Você procurou contato com a testemunha? Teve sucesso? Sim, acabei encontrando aquele militar no Rio, e ele, como que para confirmar as informações prestadas a Pacaccini, permitiu-me fazer cópia de um documento relacionado àquela alta incidência ufológica em Minas. Mas me alertou para o fato de que eu não poderia publicar o mesmo, pois seria fácil para os órgãos de inteligência identificarem os possíveis responsáveis pelo vazamento do material. Por isso, mantenho tal informação em meus arquivos para uso futuro.


Diante do que você está falando, é possível concluir que na época da referida reunião, em 04 de maio de 1996, os dois principais investigadores do caso, Rodrigues e Pacaccini, estavam já cientes da provável natureza extraterrestre das criaturas vistas, e de que os acontecimentos no sul de Minas tinham mesmo interpretação ufológica? Com toda certeza. Inclusive, existe um documento lavrado e assinado por todos nós, presentes naquela reunião, que foi lido e apresentado para a imprensa pelo ufólogo Claudeir Covo, co-editor da Revista UFO, que documenta isto de maneira objetiva. A própria UFO já o publicou no passado [Veja edição UFO Especial 034]. Nele afirmamos a seriedade das investigações que haviam sido conduzidas até aquela data e confirmamos o envolvimento de militares na captura do que chamamos de “criaturas biologicamente não classificadas, paracientificamente conhecidas como entidades biológicas extraterrestres” naquele pronunciamento, uma expressão esta endossada por Rodrigues, que hoje vê na mesma um absurdo. Também indicamos, na ocasião, que as pesquisas prosseguiriam, apesar de todo o acobertamento que já era visível. Ora, se um documento deste tipo não é uma admissão completa da interpretação ufológica do incidente de Varginha, então não sei o que seria! Aquele texto foi assinado não só por Rodrigues e Pacaccini, os principais investigadores na época, mas também como pelos líderes de cada um dos grupos ufológicos presentes na reunião.

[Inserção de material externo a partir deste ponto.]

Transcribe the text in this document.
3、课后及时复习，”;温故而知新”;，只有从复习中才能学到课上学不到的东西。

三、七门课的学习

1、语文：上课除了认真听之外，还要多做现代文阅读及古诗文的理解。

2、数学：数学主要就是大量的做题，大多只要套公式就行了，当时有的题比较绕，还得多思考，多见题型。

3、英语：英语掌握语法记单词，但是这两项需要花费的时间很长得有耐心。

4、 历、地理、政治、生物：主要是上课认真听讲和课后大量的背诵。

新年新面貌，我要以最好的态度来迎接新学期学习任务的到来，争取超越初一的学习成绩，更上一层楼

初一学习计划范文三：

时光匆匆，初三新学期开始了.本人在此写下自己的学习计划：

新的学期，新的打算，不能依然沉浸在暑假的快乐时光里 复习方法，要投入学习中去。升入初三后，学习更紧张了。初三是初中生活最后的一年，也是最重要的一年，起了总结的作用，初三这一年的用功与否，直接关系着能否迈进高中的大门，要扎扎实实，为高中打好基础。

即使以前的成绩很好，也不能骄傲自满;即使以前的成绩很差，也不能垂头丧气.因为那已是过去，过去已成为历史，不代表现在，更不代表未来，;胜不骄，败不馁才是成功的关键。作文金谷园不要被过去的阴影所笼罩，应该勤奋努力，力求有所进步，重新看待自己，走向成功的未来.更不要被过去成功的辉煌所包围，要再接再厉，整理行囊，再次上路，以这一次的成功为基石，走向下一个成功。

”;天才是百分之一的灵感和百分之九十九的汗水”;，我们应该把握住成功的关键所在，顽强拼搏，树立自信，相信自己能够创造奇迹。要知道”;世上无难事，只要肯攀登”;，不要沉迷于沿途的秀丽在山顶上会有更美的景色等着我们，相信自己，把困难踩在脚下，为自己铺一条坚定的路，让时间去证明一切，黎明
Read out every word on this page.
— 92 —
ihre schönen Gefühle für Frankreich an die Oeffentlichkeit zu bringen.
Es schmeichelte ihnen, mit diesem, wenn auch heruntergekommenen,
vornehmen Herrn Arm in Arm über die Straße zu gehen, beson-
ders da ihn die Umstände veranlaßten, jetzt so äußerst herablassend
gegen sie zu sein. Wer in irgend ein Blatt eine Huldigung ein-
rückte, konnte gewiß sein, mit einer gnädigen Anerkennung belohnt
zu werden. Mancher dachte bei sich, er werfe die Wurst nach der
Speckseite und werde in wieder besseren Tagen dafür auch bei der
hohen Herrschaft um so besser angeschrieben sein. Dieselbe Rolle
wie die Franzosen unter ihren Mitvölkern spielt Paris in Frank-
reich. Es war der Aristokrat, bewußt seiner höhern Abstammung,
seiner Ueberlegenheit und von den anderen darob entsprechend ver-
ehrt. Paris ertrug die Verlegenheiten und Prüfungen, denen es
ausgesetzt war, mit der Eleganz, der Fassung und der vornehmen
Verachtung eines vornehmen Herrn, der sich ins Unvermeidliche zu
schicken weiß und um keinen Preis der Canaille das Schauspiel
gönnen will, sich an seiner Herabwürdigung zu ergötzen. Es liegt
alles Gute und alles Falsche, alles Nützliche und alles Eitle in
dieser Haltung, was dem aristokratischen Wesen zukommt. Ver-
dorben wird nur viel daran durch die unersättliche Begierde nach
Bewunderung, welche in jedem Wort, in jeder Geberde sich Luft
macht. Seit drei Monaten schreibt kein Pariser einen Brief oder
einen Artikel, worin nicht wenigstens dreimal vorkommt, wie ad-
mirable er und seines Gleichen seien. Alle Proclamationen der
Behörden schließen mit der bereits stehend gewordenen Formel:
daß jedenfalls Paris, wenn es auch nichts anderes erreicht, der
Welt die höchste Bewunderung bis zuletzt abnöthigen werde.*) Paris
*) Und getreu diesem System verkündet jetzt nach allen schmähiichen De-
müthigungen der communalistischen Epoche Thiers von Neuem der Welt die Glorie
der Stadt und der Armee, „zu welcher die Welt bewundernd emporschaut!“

Petit, desde o início das investigações você esteve em uma posição privilegiada, não só acompanhando cada passo das pesquisas, como participando diretamente delas em vários momentos. Como você definiria a atuação de Rodrigues e Pacaccini em todo aquele processo, ou seja, sua seriedade e a credibilidade de suas ações e afirmações? Para resumir, eu diria que, se existe um caso que pode servir de lição ao país de como uma investigação ufológica deve ser conduzida, este caso certamente é Varginha. Não houve uma única informação de importância que não tenha passado por uma rigorosa mensuração de sua credibilidade e seriedade. E mais: cada tentativa de explicar de forma convencional ou corriqueira os aspectos mais contundentes da história, por parte das autoridades militares, em suas tentativas de acobertamento dos fatos, foi detidamente checada pelos dois ufólogos mineiros – inclusive aquelas que colocavam em cheque nossas interpretações ufológicas do episódio. Quanto mais nos aprofundávamos nas pesquisas, mais o acobertamento se evidenciava, assim como eram literalmente desmoralizadas as “explicações” dadas para certos detalhes do caso pelas autoridades envolvidas, geralmente militares.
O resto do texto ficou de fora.